Insecticide resistance in sandflies: eliminating kala-azar by 2020

A paper published today in Infectious Diseases of Poverty reviews the existing data on susceptibility of sandflies to insecticides in Bangladesh, India and Nepal and emphasizes the need for determining the susceptility to new insecticides for better preparedness towards goal of elimination of kala-azar.

Vector control using indoor residual spray by insecticide is well-evidenced option for control of vector borne diseases.  Phlebotomus argentipes, sandflies, the vector of visceral leishmaniasis (commonly known as kala-azar), were so sensitive to DDT insecticide that insecticidal spray for malaria vector’s control resulted in reduction of kala-azar as a collateral benefit in India.  Nobody was aware that this sandfly had developed resistance to dichlorodiphenyltrichloroethane (DDT) until the report in 1990 from India.

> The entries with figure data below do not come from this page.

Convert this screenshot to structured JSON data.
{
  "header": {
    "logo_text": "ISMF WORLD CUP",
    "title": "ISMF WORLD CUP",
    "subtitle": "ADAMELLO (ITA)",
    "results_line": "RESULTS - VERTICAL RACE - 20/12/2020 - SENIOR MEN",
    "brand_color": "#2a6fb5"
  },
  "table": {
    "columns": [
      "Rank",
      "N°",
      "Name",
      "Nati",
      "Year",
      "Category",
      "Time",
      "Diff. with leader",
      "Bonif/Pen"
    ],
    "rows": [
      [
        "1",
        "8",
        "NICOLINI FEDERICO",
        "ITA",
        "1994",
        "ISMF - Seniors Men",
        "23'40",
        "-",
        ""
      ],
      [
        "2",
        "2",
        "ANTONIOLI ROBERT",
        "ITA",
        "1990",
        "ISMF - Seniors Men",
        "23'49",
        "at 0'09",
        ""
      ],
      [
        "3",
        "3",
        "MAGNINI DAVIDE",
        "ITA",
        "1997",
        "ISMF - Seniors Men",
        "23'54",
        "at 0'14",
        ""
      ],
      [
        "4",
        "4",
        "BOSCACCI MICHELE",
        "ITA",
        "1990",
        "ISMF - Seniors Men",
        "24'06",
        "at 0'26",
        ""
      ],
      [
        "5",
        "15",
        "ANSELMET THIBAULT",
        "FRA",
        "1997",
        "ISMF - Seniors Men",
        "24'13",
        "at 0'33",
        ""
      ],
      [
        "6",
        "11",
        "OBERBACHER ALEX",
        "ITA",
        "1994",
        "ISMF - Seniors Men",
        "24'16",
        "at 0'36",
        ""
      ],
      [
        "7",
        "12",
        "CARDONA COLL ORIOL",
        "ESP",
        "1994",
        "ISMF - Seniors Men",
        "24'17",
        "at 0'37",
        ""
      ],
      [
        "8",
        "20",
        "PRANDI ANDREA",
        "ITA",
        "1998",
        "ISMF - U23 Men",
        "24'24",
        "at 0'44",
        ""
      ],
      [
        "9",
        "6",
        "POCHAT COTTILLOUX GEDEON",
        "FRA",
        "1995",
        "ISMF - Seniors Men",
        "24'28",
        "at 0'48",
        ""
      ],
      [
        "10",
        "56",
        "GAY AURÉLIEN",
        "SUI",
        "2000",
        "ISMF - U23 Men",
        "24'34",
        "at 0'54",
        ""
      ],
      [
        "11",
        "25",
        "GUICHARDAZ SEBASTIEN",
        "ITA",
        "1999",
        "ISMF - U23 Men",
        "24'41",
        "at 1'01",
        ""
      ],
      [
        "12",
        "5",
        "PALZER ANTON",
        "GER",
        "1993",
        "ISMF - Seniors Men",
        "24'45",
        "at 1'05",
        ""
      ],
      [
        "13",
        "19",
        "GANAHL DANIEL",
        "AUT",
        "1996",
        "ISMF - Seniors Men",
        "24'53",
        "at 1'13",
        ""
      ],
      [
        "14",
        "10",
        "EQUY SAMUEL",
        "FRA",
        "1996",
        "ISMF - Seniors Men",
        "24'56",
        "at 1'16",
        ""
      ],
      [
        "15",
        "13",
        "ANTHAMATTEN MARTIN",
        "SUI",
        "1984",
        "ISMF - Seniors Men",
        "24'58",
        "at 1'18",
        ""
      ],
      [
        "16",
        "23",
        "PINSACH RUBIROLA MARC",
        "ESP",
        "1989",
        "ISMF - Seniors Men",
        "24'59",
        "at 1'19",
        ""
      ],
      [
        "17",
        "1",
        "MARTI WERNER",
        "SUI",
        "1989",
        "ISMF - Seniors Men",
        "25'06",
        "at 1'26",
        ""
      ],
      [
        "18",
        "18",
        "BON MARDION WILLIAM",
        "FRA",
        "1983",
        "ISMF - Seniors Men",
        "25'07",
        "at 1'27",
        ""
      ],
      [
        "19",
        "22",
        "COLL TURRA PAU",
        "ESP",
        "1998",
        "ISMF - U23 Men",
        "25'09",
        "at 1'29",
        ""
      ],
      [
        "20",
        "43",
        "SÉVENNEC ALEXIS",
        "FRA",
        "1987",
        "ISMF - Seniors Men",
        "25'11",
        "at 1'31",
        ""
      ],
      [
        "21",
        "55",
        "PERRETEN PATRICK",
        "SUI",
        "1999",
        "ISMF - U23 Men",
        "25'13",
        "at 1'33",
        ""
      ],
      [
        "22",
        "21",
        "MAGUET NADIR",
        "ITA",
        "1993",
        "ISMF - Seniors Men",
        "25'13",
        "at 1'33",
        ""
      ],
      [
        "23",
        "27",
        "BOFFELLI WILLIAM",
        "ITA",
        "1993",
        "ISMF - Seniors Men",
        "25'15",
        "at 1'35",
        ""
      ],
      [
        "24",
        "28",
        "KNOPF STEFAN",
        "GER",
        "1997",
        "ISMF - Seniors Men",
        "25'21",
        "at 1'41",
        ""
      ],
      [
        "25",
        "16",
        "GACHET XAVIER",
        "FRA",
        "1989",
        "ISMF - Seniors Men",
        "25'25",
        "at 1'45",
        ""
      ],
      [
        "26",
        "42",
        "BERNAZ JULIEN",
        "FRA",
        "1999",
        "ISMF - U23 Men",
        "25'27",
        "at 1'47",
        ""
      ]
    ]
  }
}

Since the launch of elimination of kala-azar in India, Bangladesh and Nepal by WHO in 2005, it is prudent to sharpen the tools of intervention for control of sandflies.

Most of the research activities for control of sandflies have piggy-backed malaria control.  However, technically in view of long life cycle and slow progression of kala-azar disease, it is easier to control kala-azar than malaria. Therefore, the decision of selecting an insecticide for spray should be evidence based.

Completely thatched houses or those with mud plastering of only up to 2 feet high are not suitable for spray.

Gentle handling of sandflies during collection from the field and transferring to WHO recommended plastic tubes is very important, otherwise sandflies transferred with force would be injured and it may result in exaggerated results of susceptibility.

Knowledge of the susceptibility of sandflies to insecticide is one thing and getting the desired result of their control in field conditions is another thing.  The surfaces of mud plastered or thatched households where insecticide is sprayed for control of sandflies or even mosquitoes, is not taken into account.

The residual efficacy of sprayed insecticide depends on the housing material of walls where insecticide is sprayed. I have seen in high kala-azar endemic areas of the Vaishali district in Bihar that completely thatched houses or those with mud plastering up to 2 feet high are not suitable for spray.  Furthermore, the second round of spray coincides with rainy season therefore the walls of poorly maintained mud houses remain too wet and thus this thwarts the residual efficacy of insecticides.

Timing of spray schedule also matters in effectiveness of IRS. If due to logistic reasons, the second round of spray is delayed, inhabitants mud plaster their houses with mud or white wash after just 15 days of spray.

Structure of houses in a Kala-azar endemic area in India.

In order to achieve the goal of elimination of kala-azar, knowledge of susceptibility status of sandfly species to the insecticide being used for spray is essential. More studies are warranted from Bangladesh in this regard and the bordering areas of India, Bangladesh and Nepal should share their vector control programme strategies for negating the impact of insecticide resistance in sandlfy vectors.

In order to achieve the effectiveness of spray, operational research on impact of housing material on residual efficacy of insecticide, best operational time of spray and educating the community about purpose of spray should be considered for getting optimum results for the elimination of kala-azar by 2020.